Гюрята стоял в строю своего десятка во втором ряду полка, сразу за десятским, крепким, хотя и пожилым, лет сорока, бывшим дружинным воем из Переяславля, по имени Таршила. Одетый в крепкую, новгородского дела, кольчугу, с двумя сулицами в руке и топором за поясом, Гюрята терпеливо ждал начала столкновения, разглядывая из-за спины Таршилы строящиеся напротив полоцкие войска. Две готовых к рати стены, ощетинившись копьями, сверкая на солнце доспехами и выделяясь на снежной равнине яркими красками щитов и штандартов, встали друг против друга. Всеслав собрал всех своих полочан, способных держать оружие и уже не ждавших после Менеска ничего хорошего от вторгшихся войск Ярославичей.
Владимир, сидя на лошади вновь рядом с отцом, видел, как полоцкие всадники ударили по киевскому полку, прогнули его, но пробить брешь в плотной стене щитов и рассеять воинов не смогли. Мешал глубокий снег, лежавший повсюду, даже на льду реки. Кони атакующих увязали в нем, двигались медленно, неуклюже.
– Вон, смотри, князь Всеслав, – показал Всеволод сыну в сторону полоцких всадников. Там на черном коне крутился на снегу всадник. Он размахивал мечом, призывая своих воинов атаковать. Владимир разглядел мрачное лицо Всеслава, его яростный раскрытый рот, белую пену на морде черного как смоль коня. Чародей почему-то не мог ничего поделать ни со снегом, ни с вражеской ратью. Не так уж и силен оказался ведун Брячиславич, как ему приписывала молва…

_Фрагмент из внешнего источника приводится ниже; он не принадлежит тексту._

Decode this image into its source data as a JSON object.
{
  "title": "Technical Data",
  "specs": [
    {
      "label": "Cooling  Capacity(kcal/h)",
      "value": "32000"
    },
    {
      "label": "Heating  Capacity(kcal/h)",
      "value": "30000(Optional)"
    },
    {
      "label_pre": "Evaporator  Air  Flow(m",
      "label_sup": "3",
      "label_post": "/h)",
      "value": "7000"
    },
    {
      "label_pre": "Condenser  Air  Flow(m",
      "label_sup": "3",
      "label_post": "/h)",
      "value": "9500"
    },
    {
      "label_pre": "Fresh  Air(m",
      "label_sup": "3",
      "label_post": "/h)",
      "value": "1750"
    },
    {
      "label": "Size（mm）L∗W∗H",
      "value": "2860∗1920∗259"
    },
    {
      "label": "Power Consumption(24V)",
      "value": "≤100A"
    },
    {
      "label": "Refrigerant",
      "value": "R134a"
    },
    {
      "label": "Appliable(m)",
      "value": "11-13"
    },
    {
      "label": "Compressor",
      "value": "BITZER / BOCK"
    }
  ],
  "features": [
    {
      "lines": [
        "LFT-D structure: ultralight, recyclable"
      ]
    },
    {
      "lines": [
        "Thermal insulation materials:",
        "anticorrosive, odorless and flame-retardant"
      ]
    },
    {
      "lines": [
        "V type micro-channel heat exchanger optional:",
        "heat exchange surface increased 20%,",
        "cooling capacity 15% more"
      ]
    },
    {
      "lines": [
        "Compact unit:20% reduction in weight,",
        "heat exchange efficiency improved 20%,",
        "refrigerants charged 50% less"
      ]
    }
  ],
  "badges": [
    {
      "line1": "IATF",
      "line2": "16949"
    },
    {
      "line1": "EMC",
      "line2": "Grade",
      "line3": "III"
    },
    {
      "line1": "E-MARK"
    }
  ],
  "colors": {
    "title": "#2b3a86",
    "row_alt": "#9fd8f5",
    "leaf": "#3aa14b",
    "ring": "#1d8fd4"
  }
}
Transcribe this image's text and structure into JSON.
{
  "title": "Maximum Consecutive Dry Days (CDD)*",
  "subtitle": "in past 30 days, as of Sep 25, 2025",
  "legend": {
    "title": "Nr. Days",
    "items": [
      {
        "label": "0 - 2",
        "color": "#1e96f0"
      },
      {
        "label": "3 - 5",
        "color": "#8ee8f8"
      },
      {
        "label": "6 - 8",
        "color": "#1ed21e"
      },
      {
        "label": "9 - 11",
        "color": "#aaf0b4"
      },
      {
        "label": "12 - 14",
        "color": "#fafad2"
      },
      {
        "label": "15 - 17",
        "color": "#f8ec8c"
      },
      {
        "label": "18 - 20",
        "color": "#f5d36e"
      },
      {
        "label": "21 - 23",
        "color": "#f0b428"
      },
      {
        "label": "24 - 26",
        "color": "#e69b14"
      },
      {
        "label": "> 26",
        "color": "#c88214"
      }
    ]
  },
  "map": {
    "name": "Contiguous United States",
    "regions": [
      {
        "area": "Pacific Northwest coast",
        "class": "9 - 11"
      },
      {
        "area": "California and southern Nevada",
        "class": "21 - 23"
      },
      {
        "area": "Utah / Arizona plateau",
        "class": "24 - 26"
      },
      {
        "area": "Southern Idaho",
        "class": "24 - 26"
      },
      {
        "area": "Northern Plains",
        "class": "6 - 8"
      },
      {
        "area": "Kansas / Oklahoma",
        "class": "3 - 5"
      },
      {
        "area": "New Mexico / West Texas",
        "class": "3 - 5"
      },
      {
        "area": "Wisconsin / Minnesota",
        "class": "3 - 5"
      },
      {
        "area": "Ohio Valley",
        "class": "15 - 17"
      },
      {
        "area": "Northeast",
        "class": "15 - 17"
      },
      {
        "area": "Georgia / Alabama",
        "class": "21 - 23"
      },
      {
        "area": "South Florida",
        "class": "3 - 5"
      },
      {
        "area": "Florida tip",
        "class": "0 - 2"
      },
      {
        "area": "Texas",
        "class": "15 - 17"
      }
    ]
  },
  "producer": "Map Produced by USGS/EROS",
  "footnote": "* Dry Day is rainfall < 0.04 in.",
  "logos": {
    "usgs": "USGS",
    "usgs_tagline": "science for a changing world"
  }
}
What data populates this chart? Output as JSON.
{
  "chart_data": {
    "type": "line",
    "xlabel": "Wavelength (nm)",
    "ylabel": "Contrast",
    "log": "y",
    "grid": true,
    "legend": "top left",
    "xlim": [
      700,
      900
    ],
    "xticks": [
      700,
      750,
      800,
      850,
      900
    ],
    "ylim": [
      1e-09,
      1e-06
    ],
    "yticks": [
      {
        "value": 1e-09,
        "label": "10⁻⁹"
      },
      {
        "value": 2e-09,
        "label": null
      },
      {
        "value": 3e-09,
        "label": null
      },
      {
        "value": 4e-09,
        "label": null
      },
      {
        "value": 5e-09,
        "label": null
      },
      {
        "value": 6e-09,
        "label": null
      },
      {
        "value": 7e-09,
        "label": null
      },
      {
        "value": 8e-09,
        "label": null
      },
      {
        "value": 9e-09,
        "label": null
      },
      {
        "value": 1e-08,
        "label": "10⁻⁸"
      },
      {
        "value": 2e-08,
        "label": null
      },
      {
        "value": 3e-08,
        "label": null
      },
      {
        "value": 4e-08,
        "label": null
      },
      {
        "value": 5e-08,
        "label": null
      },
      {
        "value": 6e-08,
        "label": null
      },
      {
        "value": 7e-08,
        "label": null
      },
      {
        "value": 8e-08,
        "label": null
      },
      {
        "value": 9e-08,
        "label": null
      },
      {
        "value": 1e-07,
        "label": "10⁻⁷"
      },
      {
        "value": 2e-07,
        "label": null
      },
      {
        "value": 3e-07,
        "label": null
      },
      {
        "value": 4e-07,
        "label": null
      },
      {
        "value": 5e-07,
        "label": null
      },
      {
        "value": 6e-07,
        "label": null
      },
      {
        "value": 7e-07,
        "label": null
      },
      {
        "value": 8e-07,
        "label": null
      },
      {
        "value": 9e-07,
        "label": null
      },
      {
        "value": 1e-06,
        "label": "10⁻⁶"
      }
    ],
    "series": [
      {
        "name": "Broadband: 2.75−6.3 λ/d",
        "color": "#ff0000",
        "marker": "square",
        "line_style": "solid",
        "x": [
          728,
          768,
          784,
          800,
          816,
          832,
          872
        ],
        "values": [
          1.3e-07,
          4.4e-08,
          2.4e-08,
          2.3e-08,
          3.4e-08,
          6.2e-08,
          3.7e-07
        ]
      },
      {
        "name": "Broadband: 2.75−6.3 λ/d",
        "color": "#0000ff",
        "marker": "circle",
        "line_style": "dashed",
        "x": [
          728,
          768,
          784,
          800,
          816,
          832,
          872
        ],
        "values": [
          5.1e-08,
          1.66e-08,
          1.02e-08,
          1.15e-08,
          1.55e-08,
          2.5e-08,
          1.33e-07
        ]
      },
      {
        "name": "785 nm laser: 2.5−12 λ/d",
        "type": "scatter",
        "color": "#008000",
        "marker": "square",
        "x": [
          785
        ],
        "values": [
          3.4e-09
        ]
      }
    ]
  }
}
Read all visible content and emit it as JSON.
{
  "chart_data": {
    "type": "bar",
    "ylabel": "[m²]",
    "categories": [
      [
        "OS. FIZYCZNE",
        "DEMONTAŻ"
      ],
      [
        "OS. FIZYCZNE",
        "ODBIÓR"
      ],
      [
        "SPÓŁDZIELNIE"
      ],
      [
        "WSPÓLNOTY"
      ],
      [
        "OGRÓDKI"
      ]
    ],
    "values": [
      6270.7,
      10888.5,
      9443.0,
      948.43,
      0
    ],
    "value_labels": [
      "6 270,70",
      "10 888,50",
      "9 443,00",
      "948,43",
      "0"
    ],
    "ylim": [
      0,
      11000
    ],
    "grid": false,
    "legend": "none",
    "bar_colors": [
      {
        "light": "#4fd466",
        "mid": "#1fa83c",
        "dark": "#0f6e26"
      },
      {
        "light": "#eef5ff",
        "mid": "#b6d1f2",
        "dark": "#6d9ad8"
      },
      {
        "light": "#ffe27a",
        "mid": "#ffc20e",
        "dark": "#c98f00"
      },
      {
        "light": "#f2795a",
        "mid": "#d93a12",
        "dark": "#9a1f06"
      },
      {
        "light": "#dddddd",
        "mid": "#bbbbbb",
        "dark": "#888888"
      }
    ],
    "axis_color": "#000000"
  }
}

В этот момент он заметил знак с киевской стороны. Изяслав приказывал крыльям союзного войска атаковать Всеслава. Тут зашевелились переяславльская и черниговская дружины. Всеволод и Владимир двинулись вперед, полки правой и левой руки охватили войско полоцкого князя с боков. Оправившиеся после первого натиска полочан киевляне контратаковали одновременно.
Гюрята шел в строю по снегу, слегка притоптанному Таршилой, но все еще достаточно рыхлому и мешающему ходьбе. С трудом двигались, застревая в снежном пологе, ноги, тяжелело оружие, давила на плечи кольчуга и висящий на ремнях щит. Но он шел, напряженно вглядываясь во все более приближающийся строй полочан, вои которых пытались развернуться, чтобы встретить атакующих стеной щитов. Он уже наметил себе супротивника – выделявшегося из второго ряда полочан высокого, плечистого дружинника в конусообразном, кипчакского типа шлеме и в блестящем серебром чешуйчатом доспехе. Раздалась команда, дружно вверх взметнулись руки, и сулицы одна за другой улетели куда-то вперед, в приблизившуюся гущу врагов. Кто попал в намеченного им воя, Гюрята так и не заметил. Только мелькнул перед глазами, исчезая за вражескими щитами, падающий шлем…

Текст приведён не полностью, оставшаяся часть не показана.